Saul looked up at Ould-Harrad. It was easy to read the African’s silently moving lips, shaping words in Arabic. Saul knew that the prayers were only partly for Oakes, but also for the new, reluctant commander, Suleiman Ould-Harrad himself.

VIRGINIA

“Damn! I wouldn’t put it past him to have done this on purpose!”

Virginia paced back and forth in her tiny laboratory. It was difficult to do in less than a milligee, but she managed by holding on to a nearby console. Her velcro soles scritched softly as she walked from one end of the room to the other, tossing her hair and muttering to herself.

“Carl planned this. I know it!”

The main holo screen rippled. A face appeared, but the “man” was no member of the Halley Expedition… nor indeed any man at all. The visage was long-cheeked, with reddish locks and a curling, salty mustache.

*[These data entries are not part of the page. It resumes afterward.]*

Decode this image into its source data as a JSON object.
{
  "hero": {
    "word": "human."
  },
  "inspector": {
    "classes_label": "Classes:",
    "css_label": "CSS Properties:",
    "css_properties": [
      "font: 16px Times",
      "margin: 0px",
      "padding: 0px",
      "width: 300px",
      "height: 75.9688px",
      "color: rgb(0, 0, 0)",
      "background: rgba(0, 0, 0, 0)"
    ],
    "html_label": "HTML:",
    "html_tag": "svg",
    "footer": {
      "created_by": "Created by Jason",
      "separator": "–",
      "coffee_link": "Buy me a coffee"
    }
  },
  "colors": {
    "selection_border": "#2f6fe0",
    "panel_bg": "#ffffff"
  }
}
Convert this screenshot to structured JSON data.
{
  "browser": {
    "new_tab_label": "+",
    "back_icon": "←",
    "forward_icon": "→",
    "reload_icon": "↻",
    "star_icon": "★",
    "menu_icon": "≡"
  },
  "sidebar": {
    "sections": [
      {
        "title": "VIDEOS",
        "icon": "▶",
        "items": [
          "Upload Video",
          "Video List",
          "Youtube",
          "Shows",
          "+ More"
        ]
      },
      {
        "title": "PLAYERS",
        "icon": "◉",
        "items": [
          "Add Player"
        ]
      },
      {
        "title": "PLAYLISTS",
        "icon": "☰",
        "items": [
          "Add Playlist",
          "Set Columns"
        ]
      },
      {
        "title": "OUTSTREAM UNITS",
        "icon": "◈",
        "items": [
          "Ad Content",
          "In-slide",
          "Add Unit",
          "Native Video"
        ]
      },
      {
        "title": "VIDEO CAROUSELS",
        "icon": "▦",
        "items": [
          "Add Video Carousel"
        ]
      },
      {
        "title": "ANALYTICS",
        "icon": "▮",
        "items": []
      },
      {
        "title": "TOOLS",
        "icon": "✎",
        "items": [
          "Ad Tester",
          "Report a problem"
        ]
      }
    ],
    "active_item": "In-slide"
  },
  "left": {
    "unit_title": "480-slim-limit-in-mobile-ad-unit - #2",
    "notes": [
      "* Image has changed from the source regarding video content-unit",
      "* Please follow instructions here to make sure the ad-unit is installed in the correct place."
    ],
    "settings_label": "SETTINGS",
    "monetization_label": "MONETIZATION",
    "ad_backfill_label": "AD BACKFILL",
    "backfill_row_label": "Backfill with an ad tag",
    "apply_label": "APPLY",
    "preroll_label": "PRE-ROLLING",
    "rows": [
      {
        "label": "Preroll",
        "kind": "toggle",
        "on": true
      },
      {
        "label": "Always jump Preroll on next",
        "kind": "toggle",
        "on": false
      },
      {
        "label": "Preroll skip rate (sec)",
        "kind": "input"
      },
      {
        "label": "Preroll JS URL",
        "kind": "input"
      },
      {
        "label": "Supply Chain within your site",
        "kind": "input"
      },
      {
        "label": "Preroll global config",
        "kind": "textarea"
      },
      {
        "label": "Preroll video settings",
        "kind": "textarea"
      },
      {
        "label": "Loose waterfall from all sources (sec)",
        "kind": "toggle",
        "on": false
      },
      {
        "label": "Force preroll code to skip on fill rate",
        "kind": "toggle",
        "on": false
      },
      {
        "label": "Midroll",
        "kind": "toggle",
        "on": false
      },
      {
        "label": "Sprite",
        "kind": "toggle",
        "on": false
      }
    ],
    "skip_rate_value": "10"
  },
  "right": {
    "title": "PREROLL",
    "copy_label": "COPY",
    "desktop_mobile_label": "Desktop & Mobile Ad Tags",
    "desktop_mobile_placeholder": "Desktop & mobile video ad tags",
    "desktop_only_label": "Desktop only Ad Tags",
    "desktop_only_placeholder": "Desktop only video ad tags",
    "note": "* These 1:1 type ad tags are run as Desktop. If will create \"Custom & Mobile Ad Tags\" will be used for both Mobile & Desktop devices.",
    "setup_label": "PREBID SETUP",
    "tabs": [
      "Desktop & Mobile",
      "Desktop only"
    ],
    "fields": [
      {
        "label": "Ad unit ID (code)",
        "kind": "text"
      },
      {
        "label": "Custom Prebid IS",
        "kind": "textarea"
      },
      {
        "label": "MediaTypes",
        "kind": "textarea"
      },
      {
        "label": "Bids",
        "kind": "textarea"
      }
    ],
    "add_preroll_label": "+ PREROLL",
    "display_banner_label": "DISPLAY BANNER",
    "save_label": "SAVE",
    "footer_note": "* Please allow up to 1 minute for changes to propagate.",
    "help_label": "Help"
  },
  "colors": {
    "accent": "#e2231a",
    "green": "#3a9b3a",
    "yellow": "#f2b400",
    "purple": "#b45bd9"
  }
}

“Sure an’ ’tis a churlish deed, liken to the way Queen Maeve was deprived of her beloved,” the figure agreed.

Virginia sniffed. “Oh, cram it, Ossian. I don’t need sympathy from literary simulacrums, I need Saul! And I don’t want him blasting off in a stripped-down, overaged spaceship that needs fifty years of overhaul before it’ supposed to fly again!”

The display flickered. Another face formed… a graying eminence in scarlet robes. The woman on the screen held up a sign of beneficence. “It is a mission of mercy, my dear child. Forty souls are at stake…”

“Don’t you think I know that?” Virginia’s feet left the floor as she smacked the tabletop. “Cardinal Teresa, off! I don’t need logic or appeals to my better nature. I need a reason why…”

A last image appeared, drawn from deep within—an early simulation, seldom called up for the pain it brought. A smiling man with a small gray beard and eyes that crinkled as they smiled warn-fly down at her.

Anuenue, little rainbow. Reasons do not help at a time like this, daughter. Feelings have a logic all their own.”